[SUPPORT] Inconsistent Checkpoint Size in Flink Applications with MoR
I have an Apache Flink Application that leverages RockDB and incremental checkpoint, but it seems that every time a compaction task occurs, the checkpoint size of the application during that interval increases dramatically. Is this due to when doing compaction, the streaming job has to load the entire table? if thats the case, Is there any way it can only compact and load the current partition?
It is as expected because even if the incremental checkpointing is enabled, Flink triggers a full checkpointing every N delta checkpinting, it is not relevent with compaction actually.
Can you explain more on that process, so based on the interval of my delta commits, Flink will run a full checkpoint?

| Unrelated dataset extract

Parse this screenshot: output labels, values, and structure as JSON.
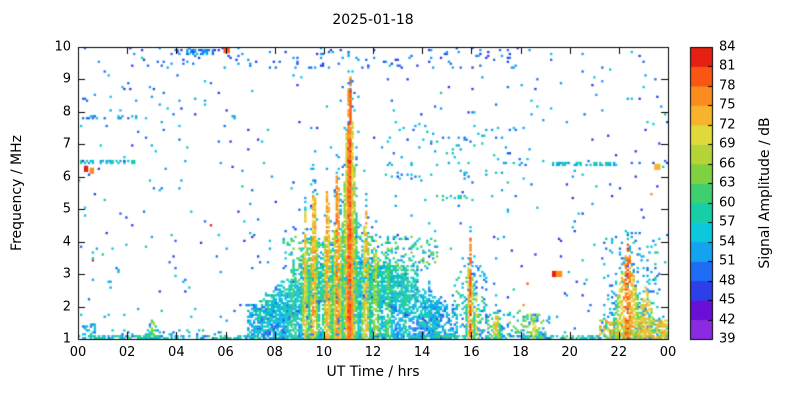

But also wondering if my application is meant to be stateless, why is checkpoint size increase tenfold? Is that the index size? how can i manage this
That inc/full checkpointing is managed by Flink, in hudi, we do have an option 'index.ttl' to control the liveness of the index items but it is not suggested because that would induce duplicates.
But could you share what is kept in state in a Flink Hudi Application? I have just a source generator within flink and writing into hudi using MOR and state size is growing consistently
It's the mapping from hoodie record key to location, for a location it is comprised by a partition path and file group id.
Is there any state cleanup that can be done? So it doesnt indefinitely ?
you can choose bucket index, bucket index does not support updates among multiple partitions and the bucket number can not scale well if it not consistent hashing.
Then how would you recommend to work with Hudi Tables that can grow to infinite rows?
Are there any improvement or features coming for bucket index, to allow updating multiple partitions or changing the number of buckets?
We have support for consistent hashing index which can scales the bucket number automically.
Does this allows to be updating multiple partitions or if the partition changes? Is it a global index?
cc @danny0405
How is the bucket number automatically expanded? I saw in the pfr that it is meant to be a subtask in the clustering service, but clustering only works with COW and insert.
Will hudi + flink have any rewrite api in flink to remove /compact small files?